# Mirror Lake at Infirmary Mound Park (Newark)



## Xevious (May 11, 2004)

Anyone ever fished this lake? It's supposed to have Bluegill, Large Mouth, Small Mouth, and Channel cats. 

A friend of mine asked me if I wanted to fish this lake on Friday.


----------



## Anth (Aug 16, 2004)

I would take my catfish gear bc im beting hes wanting to do the night fishing. The water is clear and most of it is a rocky bottom. 

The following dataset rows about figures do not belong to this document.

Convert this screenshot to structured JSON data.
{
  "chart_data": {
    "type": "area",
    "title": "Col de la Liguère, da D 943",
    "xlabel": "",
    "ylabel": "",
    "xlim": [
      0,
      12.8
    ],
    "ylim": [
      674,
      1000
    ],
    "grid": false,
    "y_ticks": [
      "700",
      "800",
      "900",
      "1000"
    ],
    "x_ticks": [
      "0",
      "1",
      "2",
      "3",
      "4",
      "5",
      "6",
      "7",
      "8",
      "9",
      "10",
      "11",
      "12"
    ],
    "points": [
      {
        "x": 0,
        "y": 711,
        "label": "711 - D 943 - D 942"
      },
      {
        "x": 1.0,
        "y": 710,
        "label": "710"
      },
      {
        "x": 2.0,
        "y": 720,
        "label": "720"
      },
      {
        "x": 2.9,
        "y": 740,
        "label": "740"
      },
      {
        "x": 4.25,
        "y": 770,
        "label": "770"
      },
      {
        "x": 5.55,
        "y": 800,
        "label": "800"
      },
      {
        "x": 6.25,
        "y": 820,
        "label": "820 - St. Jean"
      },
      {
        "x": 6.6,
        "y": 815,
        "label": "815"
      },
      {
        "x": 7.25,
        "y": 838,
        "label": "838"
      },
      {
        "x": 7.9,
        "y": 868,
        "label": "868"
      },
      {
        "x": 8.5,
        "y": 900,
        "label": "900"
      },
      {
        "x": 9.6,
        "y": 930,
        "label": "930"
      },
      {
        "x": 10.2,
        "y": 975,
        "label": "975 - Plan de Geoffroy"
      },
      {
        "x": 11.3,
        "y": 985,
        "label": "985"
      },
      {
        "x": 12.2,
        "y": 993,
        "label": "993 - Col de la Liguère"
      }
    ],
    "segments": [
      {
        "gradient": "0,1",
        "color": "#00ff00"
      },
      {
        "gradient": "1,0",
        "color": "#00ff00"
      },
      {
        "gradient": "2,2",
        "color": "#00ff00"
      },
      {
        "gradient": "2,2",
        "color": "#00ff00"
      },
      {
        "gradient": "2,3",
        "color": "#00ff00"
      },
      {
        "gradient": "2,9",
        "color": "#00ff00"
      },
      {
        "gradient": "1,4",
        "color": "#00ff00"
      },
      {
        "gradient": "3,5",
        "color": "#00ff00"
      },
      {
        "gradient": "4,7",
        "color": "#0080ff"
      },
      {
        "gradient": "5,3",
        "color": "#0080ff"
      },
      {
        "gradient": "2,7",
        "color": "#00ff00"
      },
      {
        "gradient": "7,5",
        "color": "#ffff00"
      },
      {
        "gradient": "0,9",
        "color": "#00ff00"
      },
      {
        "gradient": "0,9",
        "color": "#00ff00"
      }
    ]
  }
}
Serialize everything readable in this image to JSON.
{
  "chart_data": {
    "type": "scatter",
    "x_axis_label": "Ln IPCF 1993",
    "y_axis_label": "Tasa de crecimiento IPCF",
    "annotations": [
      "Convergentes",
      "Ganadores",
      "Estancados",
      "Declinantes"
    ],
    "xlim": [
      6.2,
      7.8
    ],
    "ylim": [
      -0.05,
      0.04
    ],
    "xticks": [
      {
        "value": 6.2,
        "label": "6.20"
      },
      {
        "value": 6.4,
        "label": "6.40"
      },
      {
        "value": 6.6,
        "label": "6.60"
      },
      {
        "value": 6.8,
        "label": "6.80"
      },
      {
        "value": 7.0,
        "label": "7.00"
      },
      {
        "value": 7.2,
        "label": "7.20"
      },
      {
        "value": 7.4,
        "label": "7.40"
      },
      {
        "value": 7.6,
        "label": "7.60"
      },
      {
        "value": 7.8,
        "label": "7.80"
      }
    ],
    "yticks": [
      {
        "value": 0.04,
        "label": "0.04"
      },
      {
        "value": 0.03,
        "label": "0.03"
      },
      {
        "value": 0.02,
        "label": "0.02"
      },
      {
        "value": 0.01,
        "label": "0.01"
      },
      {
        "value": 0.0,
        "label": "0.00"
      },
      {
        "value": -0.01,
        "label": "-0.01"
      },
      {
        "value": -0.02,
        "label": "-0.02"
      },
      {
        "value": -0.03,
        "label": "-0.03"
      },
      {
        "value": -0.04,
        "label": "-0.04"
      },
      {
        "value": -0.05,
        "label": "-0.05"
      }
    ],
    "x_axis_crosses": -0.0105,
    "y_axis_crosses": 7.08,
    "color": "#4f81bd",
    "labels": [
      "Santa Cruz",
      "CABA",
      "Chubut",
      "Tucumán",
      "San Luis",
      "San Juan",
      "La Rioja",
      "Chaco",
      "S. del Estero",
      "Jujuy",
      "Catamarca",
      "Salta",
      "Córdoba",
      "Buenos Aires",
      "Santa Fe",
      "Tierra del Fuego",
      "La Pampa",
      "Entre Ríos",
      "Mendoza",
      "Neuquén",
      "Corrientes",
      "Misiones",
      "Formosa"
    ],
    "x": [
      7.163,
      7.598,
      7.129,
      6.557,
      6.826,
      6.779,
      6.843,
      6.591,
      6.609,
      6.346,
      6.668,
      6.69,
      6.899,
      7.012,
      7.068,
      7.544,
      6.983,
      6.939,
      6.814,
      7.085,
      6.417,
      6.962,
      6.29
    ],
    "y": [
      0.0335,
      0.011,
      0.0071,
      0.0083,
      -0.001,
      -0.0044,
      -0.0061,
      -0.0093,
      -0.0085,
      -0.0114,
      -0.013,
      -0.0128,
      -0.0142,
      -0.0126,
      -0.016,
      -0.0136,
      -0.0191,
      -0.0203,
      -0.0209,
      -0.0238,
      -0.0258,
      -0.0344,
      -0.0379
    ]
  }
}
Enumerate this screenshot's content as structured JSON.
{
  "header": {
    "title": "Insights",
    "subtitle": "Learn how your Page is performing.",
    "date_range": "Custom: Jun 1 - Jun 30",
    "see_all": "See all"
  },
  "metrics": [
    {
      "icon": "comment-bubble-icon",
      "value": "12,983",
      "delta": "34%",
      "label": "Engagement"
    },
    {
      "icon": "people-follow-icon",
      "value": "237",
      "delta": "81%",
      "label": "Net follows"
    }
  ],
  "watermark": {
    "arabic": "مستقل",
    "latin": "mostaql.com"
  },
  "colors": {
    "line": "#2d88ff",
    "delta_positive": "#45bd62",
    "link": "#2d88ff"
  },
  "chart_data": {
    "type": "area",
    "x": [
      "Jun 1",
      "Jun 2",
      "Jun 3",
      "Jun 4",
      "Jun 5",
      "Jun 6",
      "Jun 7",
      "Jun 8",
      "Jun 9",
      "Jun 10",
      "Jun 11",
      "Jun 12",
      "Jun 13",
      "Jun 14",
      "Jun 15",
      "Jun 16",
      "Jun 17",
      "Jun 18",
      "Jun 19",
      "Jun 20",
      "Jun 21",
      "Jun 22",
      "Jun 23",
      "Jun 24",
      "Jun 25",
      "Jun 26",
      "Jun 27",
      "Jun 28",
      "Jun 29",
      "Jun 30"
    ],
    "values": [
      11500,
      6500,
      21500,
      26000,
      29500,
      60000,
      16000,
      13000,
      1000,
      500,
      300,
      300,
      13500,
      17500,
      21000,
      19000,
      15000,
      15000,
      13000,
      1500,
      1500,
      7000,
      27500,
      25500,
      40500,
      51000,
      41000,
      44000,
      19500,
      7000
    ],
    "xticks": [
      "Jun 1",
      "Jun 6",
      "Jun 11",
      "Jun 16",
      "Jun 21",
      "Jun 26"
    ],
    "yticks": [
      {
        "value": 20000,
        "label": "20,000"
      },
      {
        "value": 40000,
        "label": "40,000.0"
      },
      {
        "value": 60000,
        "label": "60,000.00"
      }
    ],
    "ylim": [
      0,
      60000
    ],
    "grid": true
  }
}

Night fishing dates are May 6th,June 3rd,July 5th,Sept 2.The park will remain open until 11:30pm.


----------



## FishJunky (May 20, 2004)

It's really overfished. I've done alot of bass fishing there and had next to no luck. My father in-law has caught some nice catfish there. People keep alot of fish out of there and they don't restock it.


----------



## got_a_buzz_on (Mar 17, 2005)

Hmmmmmmmmmmmmmmmmmmm

Gabo


----------



## Xevious (May 11, 2004)

Thanks for the info. 

We'll probably head over to Buckeye instead.


----------



## Fisherdude_21 (Sep 1, 2021)

Xevious said:


> Anyone ever fished this lake? It's supposed to have Bluegill, Large Mouth, Small Mouth, and Channel cats.
> 
> A friend of mine asked me if I wanted to fish this lake on Friday.


I have gotten cats every weekend here it is over fished as far as bass.


----------